The current-history-of-changes approach works with both regular and temporal dimensional models but not with flat tables. In dimensional terms, it is equivalent to using slowly changing dimensions of type 2 (SCD2).
The most challenging part of this approach is dealing with corrections and late-arriving data in general because this means you have to destructively update your chosen timeline (if you don’t just use the data warehouse load time).
If compute resources permit, the easiest way around this challenge might be to just recreate the complete history every time (either by reloading physical tables or in view form). If this is not an option, you have to determine the impact of late-arriving data and perform the respective updates on the existing data. This tends to be easier with temporal dimensions because here, you usually only have to update the mutable part of the dimensions but not the dimension references in the fact tables.

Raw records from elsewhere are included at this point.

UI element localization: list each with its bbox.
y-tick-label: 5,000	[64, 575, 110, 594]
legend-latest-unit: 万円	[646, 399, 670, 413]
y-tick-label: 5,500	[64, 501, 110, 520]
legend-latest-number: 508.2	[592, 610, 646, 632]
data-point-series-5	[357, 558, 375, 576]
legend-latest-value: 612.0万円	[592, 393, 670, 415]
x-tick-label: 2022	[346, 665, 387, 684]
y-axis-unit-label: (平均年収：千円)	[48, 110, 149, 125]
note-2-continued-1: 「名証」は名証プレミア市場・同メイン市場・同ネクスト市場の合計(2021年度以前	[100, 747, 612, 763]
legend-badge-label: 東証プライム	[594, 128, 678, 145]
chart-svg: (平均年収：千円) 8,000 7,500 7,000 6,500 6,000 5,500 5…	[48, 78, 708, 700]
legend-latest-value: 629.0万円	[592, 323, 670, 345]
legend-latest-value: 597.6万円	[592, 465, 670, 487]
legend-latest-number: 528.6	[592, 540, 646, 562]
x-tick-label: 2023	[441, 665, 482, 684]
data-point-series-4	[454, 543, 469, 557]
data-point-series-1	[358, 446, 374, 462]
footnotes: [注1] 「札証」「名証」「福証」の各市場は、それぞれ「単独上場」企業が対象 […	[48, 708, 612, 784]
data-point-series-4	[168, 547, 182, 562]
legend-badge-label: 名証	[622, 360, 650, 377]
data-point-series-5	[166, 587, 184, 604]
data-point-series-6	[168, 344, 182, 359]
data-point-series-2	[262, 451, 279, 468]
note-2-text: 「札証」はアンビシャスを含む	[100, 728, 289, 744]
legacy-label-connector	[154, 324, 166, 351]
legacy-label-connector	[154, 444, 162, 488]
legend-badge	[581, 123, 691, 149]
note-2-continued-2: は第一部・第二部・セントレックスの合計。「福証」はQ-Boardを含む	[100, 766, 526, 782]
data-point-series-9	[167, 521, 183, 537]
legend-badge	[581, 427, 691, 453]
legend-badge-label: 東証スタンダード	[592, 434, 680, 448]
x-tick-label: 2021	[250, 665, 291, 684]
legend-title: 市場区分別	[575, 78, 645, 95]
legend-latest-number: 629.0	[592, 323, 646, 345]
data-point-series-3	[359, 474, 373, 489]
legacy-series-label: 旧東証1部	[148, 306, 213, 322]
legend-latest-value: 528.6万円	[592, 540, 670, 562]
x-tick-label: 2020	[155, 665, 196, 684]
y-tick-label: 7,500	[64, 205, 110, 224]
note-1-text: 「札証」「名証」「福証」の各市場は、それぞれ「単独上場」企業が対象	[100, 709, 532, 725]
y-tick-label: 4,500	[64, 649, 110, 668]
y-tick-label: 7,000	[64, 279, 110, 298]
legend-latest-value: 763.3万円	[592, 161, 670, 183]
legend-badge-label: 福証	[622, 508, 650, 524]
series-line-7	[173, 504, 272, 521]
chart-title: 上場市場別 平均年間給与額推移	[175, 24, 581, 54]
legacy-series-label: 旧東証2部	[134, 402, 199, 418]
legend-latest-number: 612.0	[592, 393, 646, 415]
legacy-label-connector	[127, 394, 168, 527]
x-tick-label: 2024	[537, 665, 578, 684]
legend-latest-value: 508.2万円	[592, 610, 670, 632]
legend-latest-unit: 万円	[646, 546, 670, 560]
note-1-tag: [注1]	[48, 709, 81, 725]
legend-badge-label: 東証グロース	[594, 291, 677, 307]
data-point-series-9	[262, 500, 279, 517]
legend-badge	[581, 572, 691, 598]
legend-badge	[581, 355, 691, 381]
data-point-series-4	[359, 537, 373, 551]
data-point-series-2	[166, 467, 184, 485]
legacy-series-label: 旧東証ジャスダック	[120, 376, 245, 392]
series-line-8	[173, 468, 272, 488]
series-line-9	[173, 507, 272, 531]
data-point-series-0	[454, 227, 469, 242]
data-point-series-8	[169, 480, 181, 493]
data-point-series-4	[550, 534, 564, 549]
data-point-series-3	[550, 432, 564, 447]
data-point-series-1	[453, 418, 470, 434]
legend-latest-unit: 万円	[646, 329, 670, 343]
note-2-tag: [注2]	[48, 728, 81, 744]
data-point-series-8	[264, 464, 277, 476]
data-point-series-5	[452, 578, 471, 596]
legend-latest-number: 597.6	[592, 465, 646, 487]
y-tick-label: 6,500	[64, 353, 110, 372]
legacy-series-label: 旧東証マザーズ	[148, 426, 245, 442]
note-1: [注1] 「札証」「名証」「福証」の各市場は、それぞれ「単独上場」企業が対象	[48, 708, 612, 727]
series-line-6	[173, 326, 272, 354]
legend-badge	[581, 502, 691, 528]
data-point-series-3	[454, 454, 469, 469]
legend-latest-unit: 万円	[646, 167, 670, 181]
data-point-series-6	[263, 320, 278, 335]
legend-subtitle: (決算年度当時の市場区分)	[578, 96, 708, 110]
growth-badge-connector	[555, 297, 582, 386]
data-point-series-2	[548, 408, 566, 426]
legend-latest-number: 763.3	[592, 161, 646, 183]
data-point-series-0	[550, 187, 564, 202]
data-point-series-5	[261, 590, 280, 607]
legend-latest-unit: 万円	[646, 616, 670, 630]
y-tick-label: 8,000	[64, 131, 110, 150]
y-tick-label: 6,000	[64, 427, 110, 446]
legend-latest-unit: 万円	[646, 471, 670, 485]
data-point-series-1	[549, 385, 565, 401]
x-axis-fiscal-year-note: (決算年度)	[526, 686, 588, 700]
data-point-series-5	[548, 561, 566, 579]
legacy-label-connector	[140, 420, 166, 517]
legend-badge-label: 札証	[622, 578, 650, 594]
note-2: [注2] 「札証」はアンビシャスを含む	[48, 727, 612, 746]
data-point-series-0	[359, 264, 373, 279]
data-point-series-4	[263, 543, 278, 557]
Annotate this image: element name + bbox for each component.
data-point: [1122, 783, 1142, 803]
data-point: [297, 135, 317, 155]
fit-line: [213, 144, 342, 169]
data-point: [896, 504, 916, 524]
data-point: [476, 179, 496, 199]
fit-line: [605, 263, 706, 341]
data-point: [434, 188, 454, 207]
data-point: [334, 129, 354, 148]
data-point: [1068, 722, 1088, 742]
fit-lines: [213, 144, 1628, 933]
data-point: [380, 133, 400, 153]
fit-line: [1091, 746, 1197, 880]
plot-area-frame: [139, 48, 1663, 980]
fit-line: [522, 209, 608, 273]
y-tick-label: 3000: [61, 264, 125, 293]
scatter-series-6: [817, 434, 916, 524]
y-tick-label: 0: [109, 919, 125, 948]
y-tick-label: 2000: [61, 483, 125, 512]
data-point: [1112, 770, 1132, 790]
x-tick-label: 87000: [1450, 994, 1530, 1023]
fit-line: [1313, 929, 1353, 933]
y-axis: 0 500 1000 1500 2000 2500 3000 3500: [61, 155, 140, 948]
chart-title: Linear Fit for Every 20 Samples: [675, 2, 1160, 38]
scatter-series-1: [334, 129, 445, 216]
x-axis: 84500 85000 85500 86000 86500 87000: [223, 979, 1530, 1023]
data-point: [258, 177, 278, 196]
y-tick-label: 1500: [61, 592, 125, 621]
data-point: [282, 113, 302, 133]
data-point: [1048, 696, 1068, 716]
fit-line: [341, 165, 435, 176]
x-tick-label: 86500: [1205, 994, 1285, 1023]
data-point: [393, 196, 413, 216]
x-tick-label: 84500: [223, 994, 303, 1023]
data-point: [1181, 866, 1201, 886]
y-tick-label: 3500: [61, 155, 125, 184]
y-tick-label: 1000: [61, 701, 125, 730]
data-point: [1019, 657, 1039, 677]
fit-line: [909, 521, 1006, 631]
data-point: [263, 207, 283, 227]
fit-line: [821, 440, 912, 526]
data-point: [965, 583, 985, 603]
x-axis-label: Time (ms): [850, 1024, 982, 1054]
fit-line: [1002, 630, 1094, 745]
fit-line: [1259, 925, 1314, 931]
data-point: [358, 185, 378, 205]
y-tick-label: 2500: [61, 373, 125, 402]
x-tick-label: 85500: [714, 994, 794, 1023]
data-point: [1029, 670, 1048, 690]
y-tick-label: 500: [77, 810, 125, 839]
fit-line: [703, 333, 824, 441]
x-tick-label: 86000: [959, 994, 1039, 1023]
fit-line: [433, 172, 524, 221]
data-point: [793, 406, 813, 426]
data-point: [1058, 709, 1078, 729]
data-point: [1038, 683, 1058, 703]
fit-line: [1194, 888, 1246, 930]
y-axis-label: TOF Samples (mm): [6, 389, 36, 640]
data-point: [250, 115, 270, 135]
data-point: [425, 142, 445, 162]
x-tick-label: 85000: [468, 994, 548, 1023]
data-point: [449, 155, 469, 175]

If Possible, Avoid Bitemporality
While theoretically interesting, going bitemporal in the presentation layer is usually not a good idea.
Many people get confused when having to deal with two different timelines and there is a hardly a requirement can’t be dealt with using one of the other historization approaches. If you want to do it anyway, it might be better to do it with temporal dimensions to avoid complex bitemporal dimension references in your fact tables. Don’t even think about building bitemporal flat tables.
Outlook
In Parts 1 and 2, we discussed how to structure and historize presentation layer data. In one of the next issues of Model Your Reality, we’ll look at the actual content of your presentation layer (and establish the distinction between raw marts and information marts) in the final part of this little series.